Efficient Model Loading
Hello, I'm trying to LoRA finetune a 32B model using the lightning interface described in python-api.md and I'm facing some issues with the model checkpoint
FSDP:
def configure_model(self):
if self.model is not None:
return
self.model = GPT.from_name(
name=self.model_name,
lora_r=self.lora_r,
lora_alpha=self.lora_alpha,
lora_dropout=self.lora_dropout,
lora_key=self.lora_key,
lora_value=self.lora_value,
lora_query=self.lora_query,
)
self.load_checkpoint()
self.configure_head()
make_only_lora_head_as_trainable(self)
and
def load_checkpoint(self):
if self.checkpoint_path is None:
checkpoint_dir = Path("/opt/dlami/nvme") / "models"
self.checkpoint_path = checkpoint_dir / self.model_name / "lit_model.pth"

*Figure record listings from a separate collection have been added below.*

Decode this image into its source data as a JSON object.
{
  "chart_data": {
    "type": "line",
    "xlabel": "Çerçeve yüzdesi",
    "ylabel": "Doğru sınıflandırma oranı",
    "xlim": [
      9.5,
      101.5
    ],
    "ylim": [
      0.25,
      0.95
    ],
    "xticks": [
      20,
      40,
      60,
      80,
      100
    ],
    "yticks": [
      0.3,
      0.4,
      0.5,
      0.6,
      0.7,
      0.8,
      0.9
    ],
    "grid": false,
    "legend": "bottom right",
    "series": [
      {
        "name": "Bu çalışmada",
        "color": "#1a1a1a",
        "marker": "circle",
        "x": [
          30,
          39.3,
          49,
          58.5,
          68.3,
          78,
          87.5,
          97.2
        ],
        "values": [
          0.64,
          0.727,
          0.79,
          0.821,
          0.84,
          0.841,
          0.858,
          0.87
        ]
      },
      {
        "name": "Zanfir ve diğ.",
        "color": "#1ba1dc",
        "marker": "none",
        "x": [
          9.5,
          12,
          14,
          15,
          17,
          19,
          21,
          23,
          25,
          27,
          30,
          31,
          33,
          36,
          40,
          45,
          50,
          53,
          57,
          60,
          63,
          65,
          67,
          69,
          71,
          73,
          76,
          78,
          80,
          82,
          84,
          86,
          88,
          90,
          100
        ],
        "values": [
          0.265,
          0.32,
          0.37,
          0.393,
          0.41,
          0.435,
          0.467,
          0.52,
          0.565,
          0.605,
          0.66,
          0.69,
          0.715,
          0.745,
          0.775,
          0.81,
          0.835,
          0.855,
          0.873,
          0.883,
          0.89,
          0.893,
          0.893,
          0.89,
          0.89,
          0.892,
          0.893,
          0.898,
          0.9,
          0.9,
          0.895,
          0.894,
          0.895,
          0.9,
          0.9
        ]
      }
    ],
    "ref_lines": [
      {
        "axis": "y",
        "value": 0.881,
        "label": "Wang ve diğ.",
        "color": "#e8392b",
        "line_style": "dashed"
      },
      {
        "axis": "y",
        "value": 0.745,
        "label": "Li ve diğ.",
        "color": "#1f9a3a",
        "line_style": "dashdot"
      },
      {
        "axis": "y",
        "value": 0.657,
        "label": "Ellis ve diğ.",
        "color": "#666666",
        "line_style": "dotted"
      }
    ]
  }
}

self.checkpoint_path.parent.mkdir(parents=True, exist_ok=True)
if not self.checkpoint_path.exists():
download_from_hub(repo_id=self.model_name, checkpoint_dir=checkpoint_dir)
state_dict = torch.load(self.checkpoint_path, weights_only=True)
self.model.load_state_dict(state_dict, strict=False, assign=False)
When I use this on 8 A100s, I run out of CPU RAM (1 TB). However, when I use fewer GPUs, it is very very slow to initialise the model (it doesn't do the fast lazy init for some reason) but it moves forward (and dies at the forward prop due to OOM).
So, I wrapped the model creation with
self.trainer.init_context(empty_init=True)
and then it moves forward, but crashes with the error that FSDP serialization needs everything in the same data type.
Deepspeed
I tried switching to Deepspeed but the model loading fails as the model is sharded before the weights are loaded.
Question
Can you provide some hints how to fix this initialization issues? Can you please provide a way to init very large models with pretrained weights for training using lightning?
Thank you! Prabhu
Hi @prabhuteja12, Can you share the model details and error stack traces to help debug the problem?
Hi @raishish
I face this when I use Qwen2.5 Coder 32B, though I don't think this is related to the model.
Reg stack trace: there really isn't much more than what I wrote there. Can I ask you for a link to how to initialize/fine-tune large (>10B) litgpt models? The examples often correspond to smaller models, where most modern GPUs don't have an issue with memory.